Okay, to outline quickly: a female employee says she felt she had no option but to leave Harrods because she didn’t want to wear make up. I’ll say upfront that she signed a contract obliging her to fulfil the dress obligations, including wearing make up. Whether you agree with that or not is a different matter. But, nonetheless she did. I’ll also point out that she is a perfectly pretty girl who worked in the HMV department, not the make up hall.

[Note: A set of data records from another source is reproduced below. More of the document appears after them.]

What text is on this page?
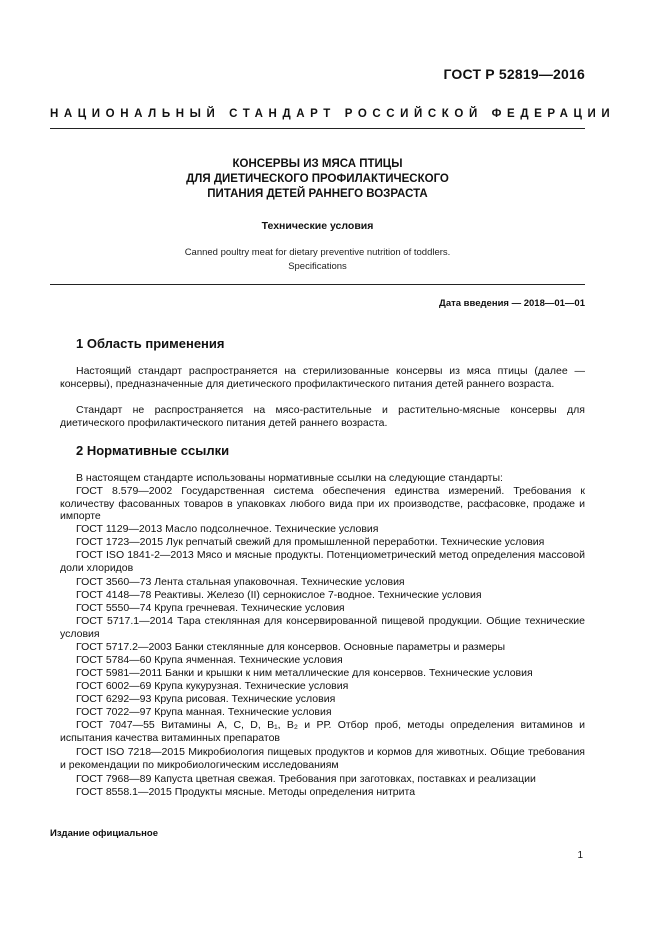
ГОСТ Р 52819—2016
НАЦИОНАЛЬНЫЙ СТАНДАРТ РОССИЙСКОЙ ФЕДЕРАЦИИ
КОНСЕРВЫ ИЗ МЯСА ПТИЦЫ
ДЛЯ ДИЕТИЧЕСКОГО ПРОФИЛАКТИЧЕСКОГО
ПИТАНИЯ ДЕТЕЙ РАННЕГО ВОЗРАСТА
Технические условия
Canned poultry meat for dietary preventive nutrition of toddlers.
Specifications
Дата введения — 2018—01—01
1 Область применения
Настоящий стандарт распространяется на стерилизованные консервы из мяса птицы (далее — консервы), предназначенные для диетического профилактического питания детей раннего возраста.
Стандарт не распространяется на мясо-растительные и растительно-мясные консервы для диетического профилактического питания детей раннего возраста.
2 Нормативные ссылки
В настоящем стандарте использованы нормативные ссылки на следующие стандарты:
ГОСТ 8.579—2002 Государственная система обеспечения единства измерений. Требования к количеству фасованных товаров в упаковках любого вида при их производстве, расфасовке, продаже и импорте
ГОСТ 1129—2013 Масло подсолнечное. Технические условия
ГОСТ 1723—2015 Лук репчатый свежий для промышленной переработки. Технические условия
ГОСТ ISO 1841-2—2013 Мясо и мясные продукты. Потенциометрический метод определения массовой доли хлоридов
ГОСТ 3560—73 Лента стальная упаковочная. Технические условия
ГОСТ 4148—78 Реактивы. Железо (II) сернокислое 7-водное. Технические условия
ГОСТ 5550—74 Крупа гречневая. Технические условия
ГОСТ 5717.1—2014 Тара стеклянная для консервированной пищевой продукции. Общие технические условия
ГОСТ 5717.2—2003 Банки стеклянные для консервов. Основные параметры и размеры
ГОСТ 5784—60 Крупа ячменная. Технические условия
ГОСТ 5981—2011 Банки и крышки к ним металлические для консервов. Технические условия
ГОСТ 6002—69 Крупа кукурузная. Технические условия
ГОСТ 6292—93 Крупа рисовая. Технические условия
ГОСТ 7022—97 Крупа манная. Технические условия
ГОСТ 7047—55 Витамины А, С, D, B₁, B₂ и РР. Отбор проб, методы определения витаминов и испытания качества витаминных препаратов
ГОСТ ISO 7218—2015 Микробиология пищевых продуктов и кормов для животных. Общие требования и рекомендации по микробиологическим исследованиям
ГОСТ 7968—89 Капуста цветная свежая. Требования при заготовках, поставках и реализации
ГОСТ 8558.1—2015 Продукты мясные. Методы определения нитрита
Издание официальное
1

So, Liz Jones wades in with her Mail column with helpful comments such as ‘British workers don’t want to make an effort,’ and ‘Why does a young woman think her desire to show us her open pores and ruddy complexion outweighs the wishes of her employer to present a polished face to the customer?’. This whole feature smacks of someone who has been told to write a counter argument and Liz could so easily have been told write the same feature but from the angle of not wearing make up being acceptable and Harrods being silly. It’s all on the whim of an editor to garner opinion and ‘outrage’ from readers. But sorry, it’s all a bit boring now. Manufacturing an argument to make it sound ‘real’ and ‘outspoken’ when there are SO many things to be real and outspoken about that actually matter is typical of a world where media loves to shock for the sake of it and to raise readership.
Back to the woman who won’t wear make up. She’s clean, her skin is nice, and she doesn’t work in the make up or fragrance department, or even for that matter, any department where mascara matters. I get that if you’re selling make up, of course you should wear it. Of course. But selling DVDs? Does it really matter so much? However, if she adamantly didn’t want to wear make up, then probably best to not apply to a luxury department store where you know it is a requirement.

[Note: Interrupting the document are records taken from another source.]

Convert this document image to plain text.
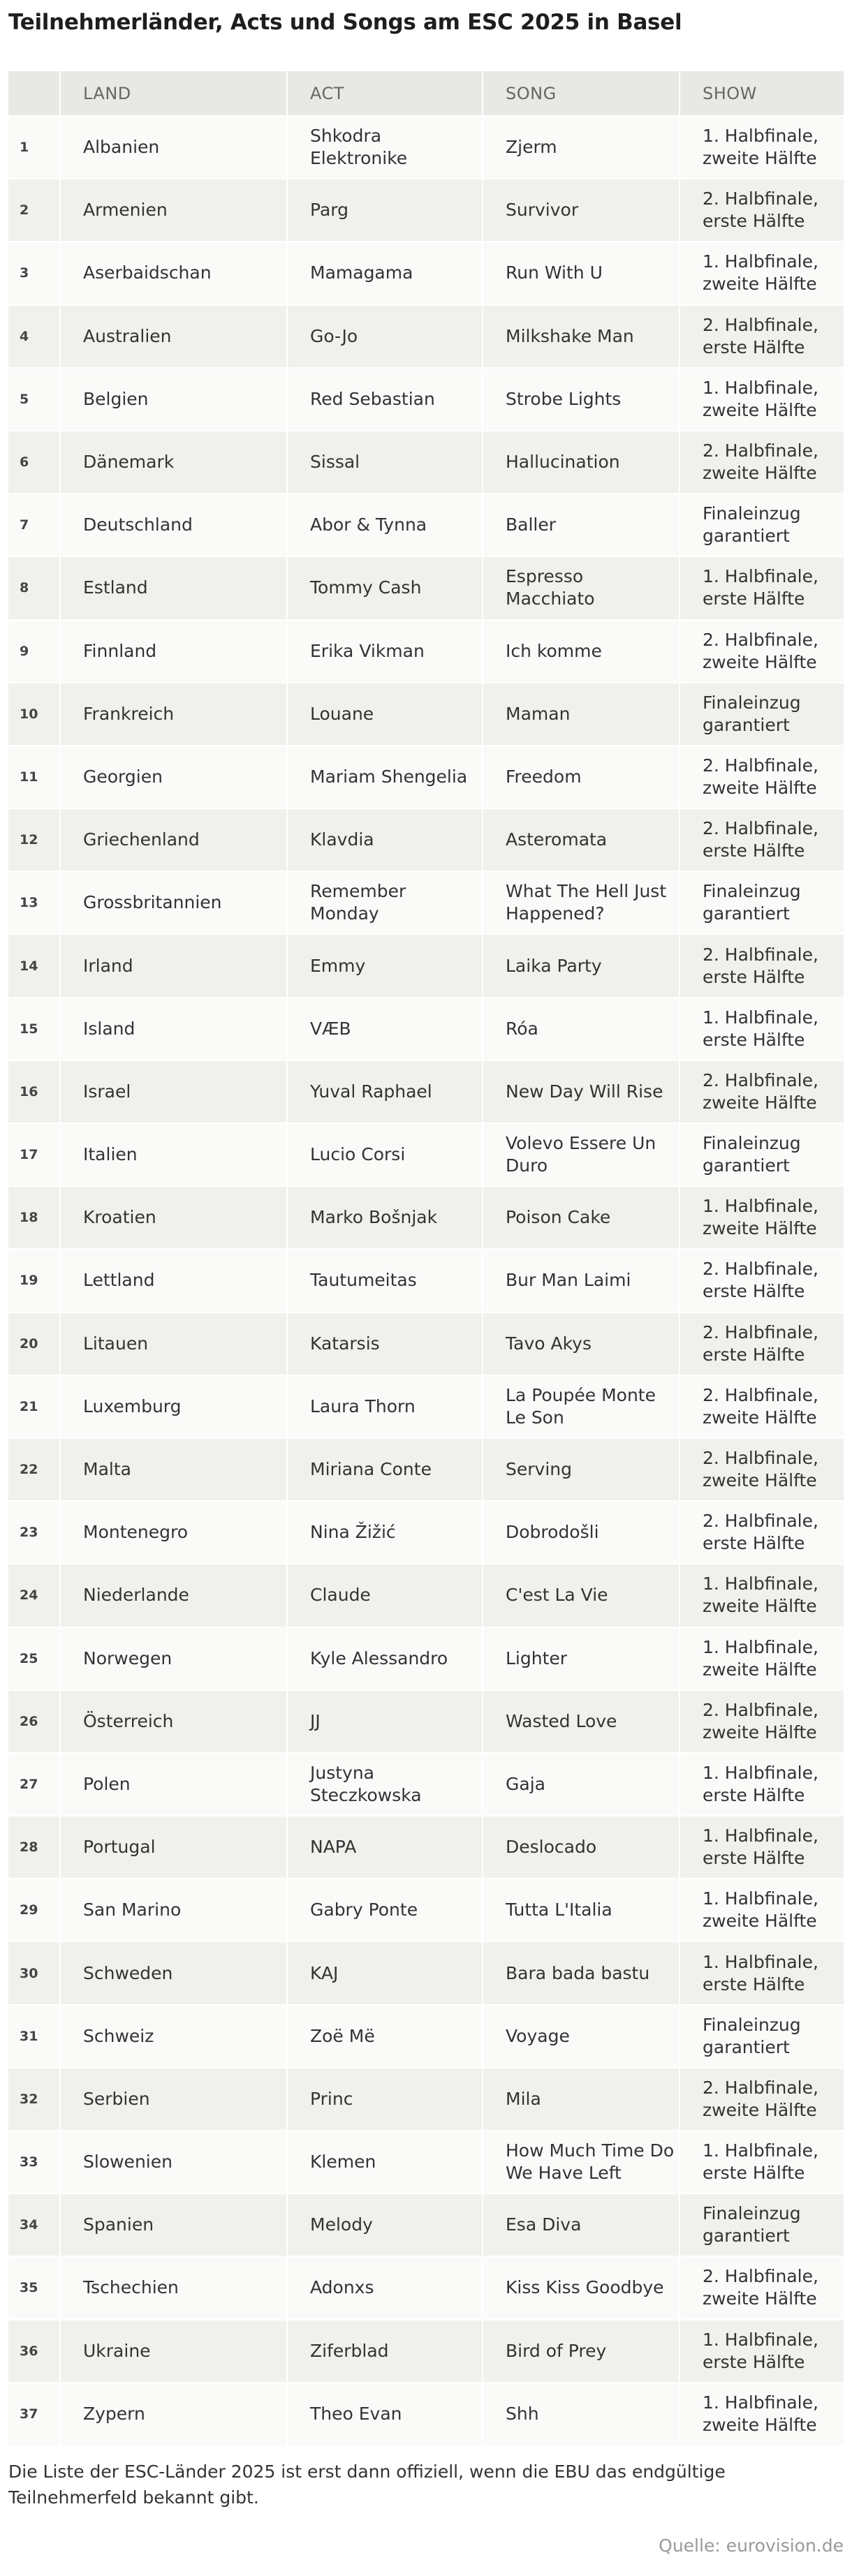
Teilnehmerländer, Acts und Songs am ESC 2025 in Basel
	LAND	ACT	SONG	SHOW
1	Albanien	Shkodra Elektronike	Zjerm	1. Halbfinale, zweite Hälfte
2	Armenien	Parg	Survivor	2. Halbfinale, erste Hälfte
3	Aserbaidschan	Mamagama	Run With U	1. Halbfinale, zweite Hälfte
4	Australien	Go-Jo	Milkshake Man	2. Halbfinale, erste Hälfte
5	Belgien	Red Sebastian	Strobe Lights	1. Halbfinale, zweite Hälfte
6	Dänemark	Sissal	Hallucination	2. Halbfinale, zweite Hälfte
7	Deutschland	Abor & Tynna	Baller	Finaleinzug garantiert
8	Estland	Tommy Cash	Espresso Macchiato	1. Halbfinale, erste Hälfte
9	Finnland	Erika Vikman	Ich komme	2. Halbfinale, zweite Hälfte
10	Frankreich	Louane	Maman	Finaleinzug garantiert
11	Georgien	Mariam Shengelia	Freedom	2. Halbfinale, zweite Hälfte
12	Griechenland	Klavdia	Asteromata	2. Halbfinale, erste Hälfte
13	Grossbritannien	Remember Monday	What The Hell Just Happened?	Finaleinzug garantiert
14	Irland	Emmy	Laika Party	2. Halbfinale, erste Hälfte
15	Island	VÆB	Róa	1. Halbfinale, erste Hälfte
16	Israel	Yuval Raphael	New Day Will Rise	2. Halbfinale, zweite Hälfte
17	Italien	Lucio Corsi	Volevo Essere Un Duro	Finaleinzug garantiert
18	Kroatien	Marko Bošnjak	Poison Cake	1. Halbfinale, zweite Hälfte
19	Lettland	Tautumeitas	Bur Man Laimi	2. Halbfinale, erste Hälfte
20	Litauen	Katarsis	Tavo Akys	2. Halbfinale, erste Hälfte
21	Luxemburg	Laura Thorn	La Poupée Monte Le Son	2. Halbfinale, zweite Hälfte
22	Malta	Miriana Conte	Serving	2. Halbfinale, zweite Hälfte
23	Montenegro	Nina Žižić	Dobrodošli	2. Halbfinale, erste Hälfte
24	Niederlande	Claude	C'est La Vie	1. Halbfinale, zweite Hälfte
25	Norwegen	Kyle Alessandro	Lighter	1. Halbfinale, zweite Hälfte
26	Österreich	JJ	Wasted Love	2. Halbfinale, zweite Hälfte
27	Polen	Justyna Steczkowska	Gaja	1. Halbfinale, erste Hälfte
28	Portugal	NAPA	Deslocado	1. Halbfinale, erste Hälfte
29	San Marino	Gabry Ponte	Tutta L'Italia	1. Halbfinale, zweite Hälfte
30	Schweden	KAJ	Bara bada bastu	1. Halbfinale, erste Hälfte
31	Schweiz	Zoë Më	Voyage	Finaleinzug garantiert
32	Serbien	Princ	Mila	2. Halbfinale, zweite Hälfte
33	Slowenien	Klemen	How Much Time Do We Have Left	1. Halbfinale, erste Hälfte
34	Spanien	Melody	Esa Diva	Finaleinzug garantiert
35	Tschechien	Adonxs	Kiss Kiss Goodbye	2. Halbfinale, zweite Hälfte
36	Ukraine	Ziferblad	Bird of Prey	1. Halbfinale, erste Hälfte
37	Zypern	Theo Evan	Shh	1. Halbfinale, zweite Hälfte
Die Liste der ESC-Länder 2025 ist erst dann offiziell, wenn die EBU das endgültige Teilnehmerfeld bekannt gibt.
Quelle: eurovision.de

Possibly the bigger issue is that she alledges that Harrods have an attitude that if you wear make up you are somehow improved. I say that, while I wouldn’t be caught dead (hello Illamasqua) without blusher, it’s really not for anyone else to make the call that make up improves. In fact, it’s rather insulting to make the assumption that the unreal you is far more acceptable to look at than the real you. I would suggest that if you’re lucky enough to have beautiful, creamy skin, bright eyes and the perfect arch naturally, then covering that up is the crime.
So, Liz of the recent facelift fame, butt out – you’ve made a career of your insecurities about your weight and looks so don’t dive in now to have a go at someone who was doing just fine without your input about ruddy skin and enlarged pores. Any second now you’ll notice a pore of your own that needs a little attention and then we’ll all end up hearing about it, no doubt with a Daily Mail spin that it’s your divine right not to be judged on the size of your pores.